The Brihanmumbai Municipal Corporation (BMC) will be taking over 80% of the private hospital beds in Mumbai for catering to COVID-19 cases and other emergencies, according to a Mumbai Mirror report.
Beds meant for maternity, dialysis and chemotherapy will be exempted from the list.
An order issued by the state public health department stated that while the hospitals would continue to manage their other day-to-day operations, patients can only be admitted to the reserved beds upon the BMC’s directions. The charges for an ICU bed in these facilities have also been capped at Rs 9,000 per day, while the hospitals can charge the remaining 20% based on their regular rates.
The Mirror report quotes a civic official who said that the admission to nearly 22,000 of the 30,000 total beds in these facilities, which, for now, fall under BMC, will be regulated through an app and/or the central control room. In case of an emergency, a patient or a family member could use either of these options to get a token number which can be shared with the hospital.

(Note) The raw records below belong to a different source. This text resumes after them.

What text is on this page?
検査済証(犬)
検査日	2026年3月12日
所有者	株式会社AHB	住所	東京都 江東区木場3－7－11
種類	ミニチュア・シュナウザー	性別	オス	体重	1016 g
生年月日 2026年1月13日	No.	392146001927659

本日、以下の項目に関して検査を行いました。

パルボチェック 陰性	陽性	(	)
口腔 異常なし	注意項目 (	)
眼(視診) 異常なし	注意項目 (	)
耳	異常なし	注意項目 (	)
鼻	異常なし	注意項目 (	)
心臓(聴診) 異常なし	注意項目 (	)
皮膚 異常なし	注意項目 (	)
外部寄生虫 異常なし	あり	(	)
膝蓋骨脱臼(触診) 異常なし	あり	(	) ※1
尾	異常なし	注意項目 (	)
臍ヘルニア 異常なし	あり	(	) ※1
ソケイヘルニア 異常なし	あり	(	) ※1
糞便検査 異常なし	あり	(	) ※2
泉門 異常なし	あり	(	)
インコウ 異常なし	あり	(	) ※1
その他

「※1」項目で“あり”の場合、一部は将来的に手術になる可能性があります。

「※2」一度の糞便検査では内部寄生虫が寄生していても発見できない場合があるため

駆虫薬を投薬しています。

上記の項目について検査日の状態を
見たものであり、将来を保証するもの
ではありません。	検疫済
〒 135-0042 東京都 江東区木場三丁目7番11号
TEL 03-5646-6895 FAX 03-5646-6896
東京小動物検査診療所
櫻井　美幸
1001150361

The BMC will be paying for COVID-19 treatment at these hospitals, but the facilities cannot charge more than Rs 9,000 per day for an ICU with a ventilator and isolation facility, Rs 7,500 for an ICU bed without a ventilator and Rs 4,000 for a general ward with an isolation facility.
These charges are not inclusive of PPEs, interventional procedures, COVID-19 testing and certain expensive drugs, but these can also not be priced at more than 10 percent above the market price. The patients will also have to pay for expensive tests like the MRI, CT scan and other lab tests.
The civic official also has been quoted as saying that this intervention by the BMC was needed because of complaints of overcharging by private hospitals. Moreover, reports of overwhelmed hospital facilities in the city showed that the health infrastructure may not be able to manage the daily increase in cases. The state-appointed COVID-19 task force had reportedly cautioned that if 80% beds are not reserved for at least six weeks, the city would struggle to accommodate its patients.